Quantifying the Negative Effects of the Banking Crisis on the Economy

Apollo Chief Economist

One way to calculate how much the ongoing banking crisis corresponds to in Fed hikes is to look at how much borrowing costs have increased for regional banks and money center banks since Silicon Valley Bank collapsed. 

The chart below shows that since SVB failed, IG credit spreads for regional banks have widened 200bps and for diversified banks 50bps. 

And for all banks, the spread widening has stayed at a new higher level because many banks have been downgraded. Spreads first moved up to a higher level after SVB and then another higher level after FRC, showing that the ongoing banking crisis is having a permanent negative effect on the economy. 

Put differently, the increase in borrowing costs since SVB failed corresponds to a 200bps permanent Fed hike for regional banks and 50bps permanent Fed hike for large banks. Weighing these estimates together using the shares of loans and leases accounted for by small and large banks, respectively, gives an economy-wide Fed tightening of a bit more than 100bps for the entire banking sector.

In short, the jump in funding costs for banks is permanent, and it has become a lot more expensive for many banks to run their business, and the banking crisis is not over. 

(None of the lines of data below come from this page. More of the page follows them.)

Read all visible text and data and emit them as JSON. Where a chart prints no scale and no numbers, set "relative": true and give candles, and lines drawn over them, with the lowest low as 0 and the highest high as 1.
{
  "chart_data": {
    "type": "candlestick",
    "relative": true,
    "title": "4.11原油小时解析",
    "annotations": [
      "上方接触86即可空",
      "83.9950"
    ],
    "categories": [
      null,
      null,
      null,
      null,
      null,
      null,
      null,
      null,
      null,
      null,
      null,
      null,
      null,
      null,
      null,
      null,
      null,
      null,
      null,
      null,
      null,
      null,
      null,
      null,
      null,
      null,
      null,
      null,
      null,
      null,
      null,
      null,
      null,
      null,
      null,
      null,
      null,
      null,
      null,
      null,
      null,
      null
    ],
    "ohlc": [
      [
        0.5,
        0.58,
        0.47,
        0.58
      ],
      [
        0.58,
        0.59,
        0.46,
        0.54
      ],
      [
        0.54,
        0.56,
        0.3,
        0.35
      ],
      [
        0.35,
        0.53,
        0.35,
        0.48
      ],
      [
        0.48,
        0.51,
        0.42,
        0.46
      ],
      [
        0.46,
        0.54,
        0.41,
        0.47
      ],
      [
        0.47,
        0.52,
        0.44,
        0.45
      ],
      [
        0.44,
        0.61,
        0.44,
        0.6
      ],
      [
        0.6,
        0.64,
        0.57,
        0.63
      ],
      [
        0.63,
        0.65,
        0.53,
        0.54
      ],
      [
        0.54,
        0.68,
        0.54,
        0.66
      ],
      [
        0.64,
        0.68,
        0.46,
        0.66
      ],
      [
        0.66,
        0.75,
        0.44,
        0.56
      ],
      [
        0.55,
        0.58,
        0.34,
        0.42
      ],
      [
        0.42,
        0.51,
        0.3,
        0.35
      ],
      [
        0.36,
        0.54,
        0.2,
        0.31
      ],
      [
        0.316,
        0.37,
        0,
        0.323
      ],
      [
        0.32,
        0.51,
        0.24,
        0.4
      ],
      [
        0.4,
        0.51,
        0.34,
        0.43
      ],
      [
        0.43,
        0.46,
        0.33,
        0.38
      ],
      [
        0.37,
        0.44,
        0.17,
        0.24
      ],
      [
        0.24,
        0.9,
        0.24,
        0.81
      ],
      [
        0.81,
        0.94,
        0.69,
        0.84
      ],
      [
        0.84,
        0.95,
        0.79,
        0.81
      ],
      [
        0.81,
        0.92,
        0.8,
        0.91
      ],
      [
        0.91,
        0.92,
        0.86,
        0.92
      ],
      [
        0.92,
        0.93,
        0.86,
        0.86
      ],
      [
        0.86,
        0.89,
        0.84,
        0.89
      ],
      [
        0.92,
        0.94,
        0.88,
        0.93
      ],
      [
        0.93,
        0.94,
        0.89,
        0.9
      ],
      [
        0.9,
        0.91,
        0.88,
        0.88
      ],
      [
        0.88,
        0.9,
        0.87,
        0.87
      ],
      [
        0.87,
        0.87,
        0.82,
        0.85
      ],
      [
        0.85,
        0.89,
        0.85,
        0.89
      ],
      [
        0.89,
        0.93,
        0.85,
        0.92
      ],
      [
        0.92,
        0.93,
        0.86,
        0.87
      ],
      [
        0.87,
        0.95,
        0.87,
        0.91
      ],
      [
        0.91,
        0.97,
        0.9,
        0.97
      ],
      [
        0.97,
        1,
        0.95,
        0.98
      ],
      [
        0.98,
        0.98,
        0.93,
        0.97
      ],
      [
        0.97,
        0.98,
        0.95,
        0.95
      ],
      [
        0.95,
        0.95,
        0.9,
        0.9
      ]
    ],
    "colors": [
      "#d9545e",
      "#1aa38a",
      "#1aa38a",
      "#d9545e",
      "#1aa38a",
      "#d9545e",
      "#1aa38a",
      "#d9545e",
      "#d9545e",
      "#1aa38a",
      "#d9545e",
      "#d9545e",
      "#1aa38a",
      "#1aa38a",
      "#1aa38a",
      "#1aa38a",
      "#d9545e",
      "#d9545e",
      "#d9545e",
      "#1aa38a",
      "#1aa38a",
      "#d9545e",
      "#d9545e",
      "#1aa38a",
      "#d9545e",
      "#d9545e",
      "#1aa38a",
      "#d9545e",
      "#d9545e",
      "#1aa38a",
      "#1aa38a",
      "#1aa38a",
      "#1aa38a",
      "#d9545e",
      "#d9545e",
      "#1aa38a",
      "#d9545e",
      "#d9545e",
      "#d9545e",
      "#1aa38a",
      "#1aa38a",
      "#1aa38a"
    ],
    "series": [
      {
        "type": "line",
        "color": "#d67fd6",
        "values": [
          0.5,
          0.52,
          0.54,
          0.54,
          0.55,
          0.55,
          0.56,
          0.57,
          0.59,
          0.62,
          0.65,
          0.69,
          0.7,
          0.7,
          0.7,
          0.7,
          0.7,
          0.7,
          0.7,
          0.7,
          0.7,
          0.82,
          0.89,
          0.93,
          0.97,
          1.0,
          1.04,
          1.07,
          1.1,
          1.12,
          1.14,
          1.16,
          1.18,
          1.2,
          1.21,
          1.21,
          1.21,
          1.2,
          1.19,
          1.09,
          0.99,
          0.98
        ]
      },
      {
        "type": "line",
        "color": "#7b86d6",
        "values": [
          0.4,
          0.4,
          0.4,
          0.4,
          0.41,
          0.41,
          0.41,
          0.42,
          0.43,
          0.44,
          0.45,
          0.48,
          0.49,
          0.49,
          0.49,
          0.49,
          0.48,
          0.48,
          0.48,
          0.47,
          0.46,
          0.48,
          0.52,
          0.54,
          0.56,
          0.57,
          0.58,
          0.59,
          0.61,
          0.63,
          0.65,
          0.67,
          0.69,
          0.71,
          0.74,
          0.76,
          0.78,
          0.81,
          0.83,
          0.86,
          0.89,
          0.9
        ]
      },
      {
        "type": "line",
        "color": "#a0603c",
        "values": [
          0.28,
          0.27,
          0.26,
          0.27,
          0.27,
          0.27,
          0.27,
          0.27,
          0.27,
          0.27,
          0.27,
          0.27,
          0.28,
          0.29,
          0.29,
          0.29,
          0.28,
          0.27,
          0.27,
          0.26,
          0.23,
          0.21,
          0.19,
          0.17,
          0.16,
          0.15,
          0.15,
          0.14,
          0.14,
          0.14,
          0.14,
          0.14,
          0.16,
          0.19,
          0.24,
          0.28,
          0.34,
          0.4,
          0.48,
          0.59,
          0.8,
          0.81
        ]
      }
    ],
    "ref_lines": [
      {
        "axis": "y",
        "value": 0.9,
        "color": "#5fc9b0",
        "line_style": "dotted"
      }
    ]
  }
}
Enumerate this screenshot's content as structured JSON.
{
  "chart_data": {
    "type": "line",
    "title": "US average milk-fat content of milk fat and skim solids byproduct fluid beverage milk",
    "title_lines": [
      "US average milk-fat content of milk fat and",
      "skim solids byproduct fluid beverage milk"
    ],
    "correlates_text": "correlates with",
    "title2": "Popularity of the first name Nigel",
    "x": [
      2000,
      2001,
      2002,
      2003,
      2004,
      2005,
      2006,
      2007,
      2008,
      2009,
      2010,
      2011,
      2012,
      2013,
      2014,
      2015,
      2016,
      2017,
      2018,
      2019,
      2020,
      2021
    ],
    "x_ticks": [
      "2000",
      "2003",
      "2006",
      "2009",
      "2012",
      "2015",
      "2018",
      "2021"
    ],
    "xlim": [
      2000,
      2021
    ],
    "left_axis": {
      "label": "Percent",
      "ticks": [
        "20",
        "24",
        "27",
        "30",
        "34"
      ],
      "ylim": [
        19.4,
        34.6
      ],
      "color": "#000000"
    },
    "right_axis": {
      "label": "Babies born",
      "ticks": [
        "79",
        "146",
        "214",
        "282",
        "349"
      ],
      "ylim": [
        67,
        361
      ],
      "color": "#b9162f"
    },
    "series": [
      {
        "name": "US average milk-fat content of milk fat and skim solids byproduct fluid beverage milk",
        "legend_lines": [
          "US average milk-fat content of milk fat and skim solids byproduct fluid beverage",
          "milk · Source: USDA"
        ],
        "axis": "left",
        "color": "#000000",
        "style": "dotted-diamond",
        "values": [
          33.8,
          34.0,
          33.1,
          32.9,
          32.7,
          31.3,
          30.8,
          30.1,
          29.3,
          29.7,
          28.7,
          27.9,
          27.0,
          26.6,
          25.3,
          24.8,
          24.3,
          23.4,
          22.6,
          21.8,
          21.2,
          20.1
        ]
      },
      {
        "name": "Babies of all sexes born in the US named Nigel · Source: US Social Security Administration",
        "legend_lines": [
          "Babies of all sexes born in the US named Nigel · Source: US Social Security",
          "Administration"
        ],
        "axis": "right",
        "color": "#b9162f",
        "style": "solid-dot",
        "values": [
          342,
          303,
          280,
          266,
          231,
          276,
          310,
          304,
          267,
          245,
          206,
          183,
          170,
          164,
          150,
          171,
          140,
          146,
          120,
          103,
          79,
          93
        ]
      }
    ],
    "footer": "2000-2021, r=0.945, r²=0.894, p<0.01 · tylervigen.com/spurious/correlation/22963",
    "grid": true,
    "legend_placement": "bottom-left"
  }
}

SVB and FRC lifted funding costs for banks permanently
Source: ICE BofA, Bloomberg, Apollo Chief Economist. Note: Unweighted average spreads of bonds from ICE 5-10 Year US Banking Index, C6PX Index for bonds issued before 1st Jan 2023. There are 8 banks in the Regional index and 41 banks in the Diversified index. Regional banks include BankUnited, Citizens Financial, Huntington, and Zions. Diversified banks include JP Morgan, Citibank, and Bank of America.